Not sure what to make of it. I always thought the exhaust ports were the same size regardless of inlet size yet the exhaust flows vary for common valve sizes. whats the go with that?
How do exhaust ports get flow benched. Surely they close the inlet valves and push air into the combustion chamber from below and flow them in the correct direction yeah.
You've had some cool toys!
Seems like the intake might be an advantage, but why not just go the head at the same time too?
My best engine is the one on the stand. Only has 90k km on it. I'm considering not even opening it up and just swinging that in, putting a better intake and the new turbo on it and crossing my fingers re the rods. It could hold together for a long time. The dud engine (the one that will come out of the car) can then be built properly with the large port, rods, S3 pistons, sump etc etc
Other option is to re rod and re head the engine that's in the car (and do it in the car) in which case I would do the head then too.
To do the exhaust ports we used to suck the air through the extractors. block off one cylinder at a time.

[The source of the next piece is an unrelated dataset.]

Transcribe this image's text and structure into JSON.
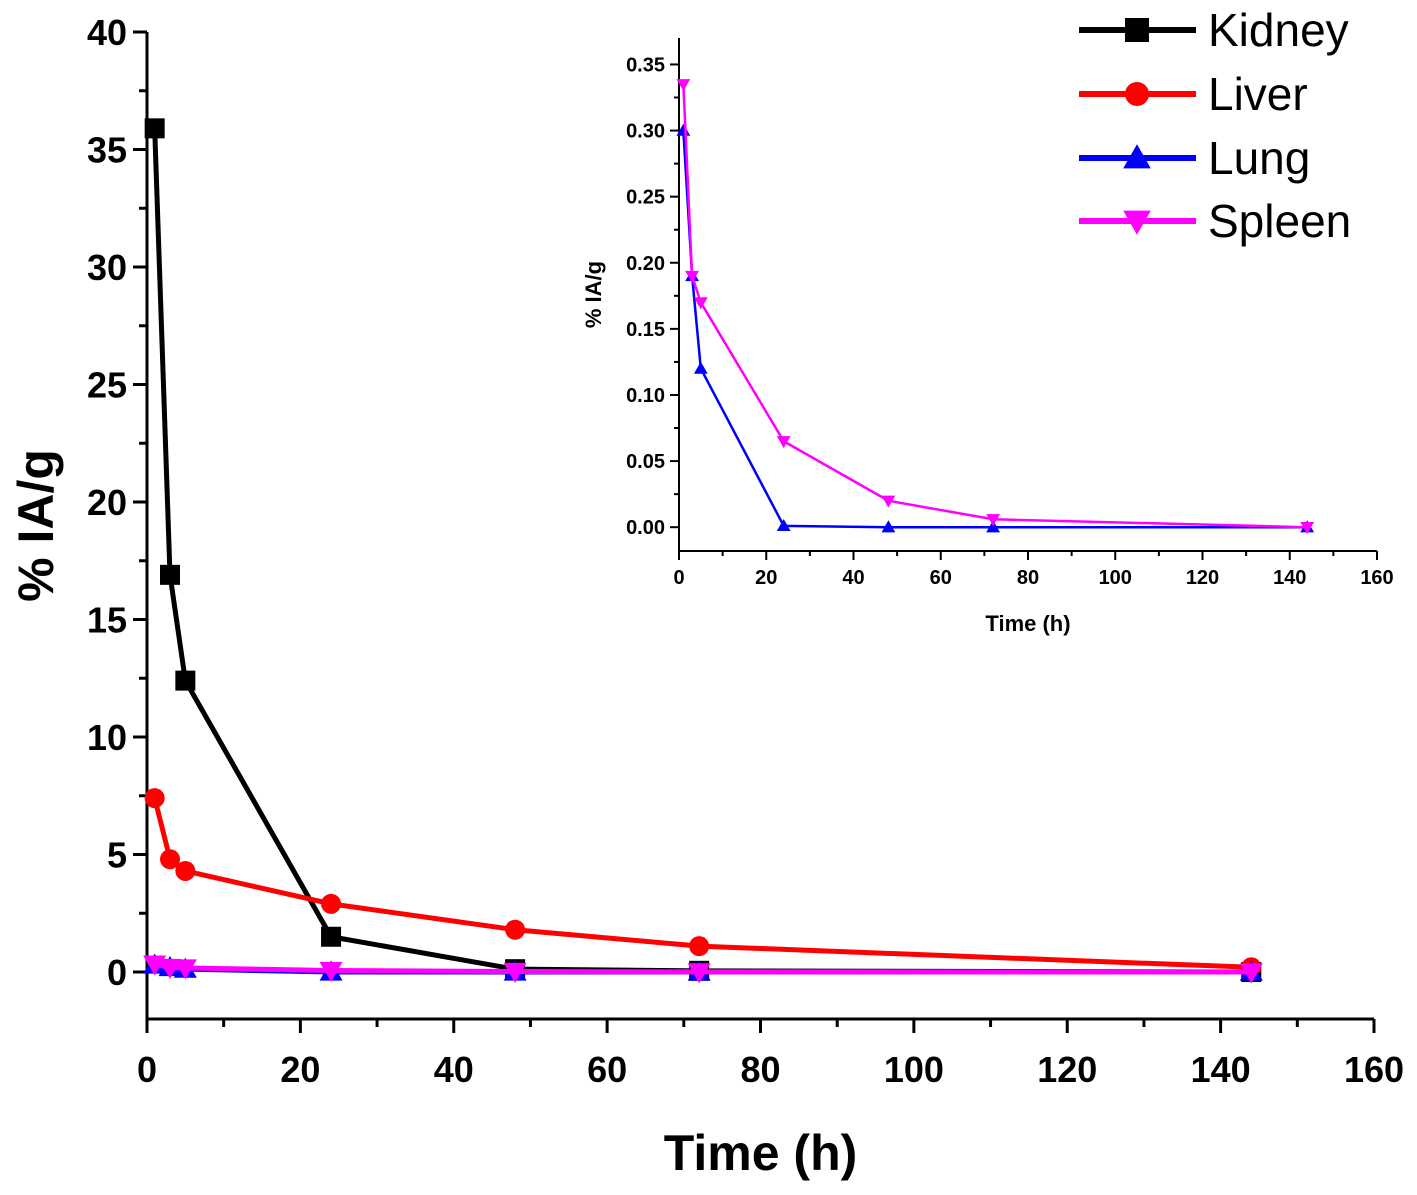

Measure the vacuum, same as with the inlet by sucking into the combustion chamber.
I can't see the logic is reducing the lift to simulate 3 valves versus 2. For a given bore size the 3 inlet valves will be proportionally smaller (than the same bore size with 2 valves) so it doesn't seem logical to reduce the lift as some form of compensation. Possibly that's all the lift that they can fit without valve interference.
As a generalisation we usually aim for an exhaust flow around 80% of the inlet flow. OEM the Audi 20V look horribly unbalanced, not enough inlet flow and/or too much exhaust flow. Which they have attempted to correct with the porting.
Cheers
Gary
Last edited by Sydneykid; 26-08-2019 at 10:33 AM.
Golf Mk7.5 R, Volvo S60 Polestar, Skyline R32GTST
Alright I went down to check out the Escort again (which is now idling and revving like a motorbike) and spoke to my mate who's an SR20 tragic and showed him those flow numbers. He said if that is the case then yeah the small port flow figures definitely look choked on the inlet side relative to the exhaust. His suggestion since I already have a spare head was to take my good small port head off and get it flowed to get my own data. If the inlets are in fact the same as the exhaust and the numbers match that sheet, then he thought we could just bring out the small port to get it to flow the same ratio to exhaust as the large port head does. Not necessarily match large port flows but just get the inlet:exhaust flows making more sense. Then at least I'm left with a head that I know the history of too and is low kay.
So if the whole super high EGT thing is really a function of restrictive exhaust manifolds and tiny turbos being pushed way too far out of their efficiency ranges, then hopefully it'll be a sweet thing with the better TFSI exhaust runners and a freer inlet. Even if it made just makes a conservative increase in grunt with the Golf 6 turbo but does it on a chunk less boost I'd be very happy.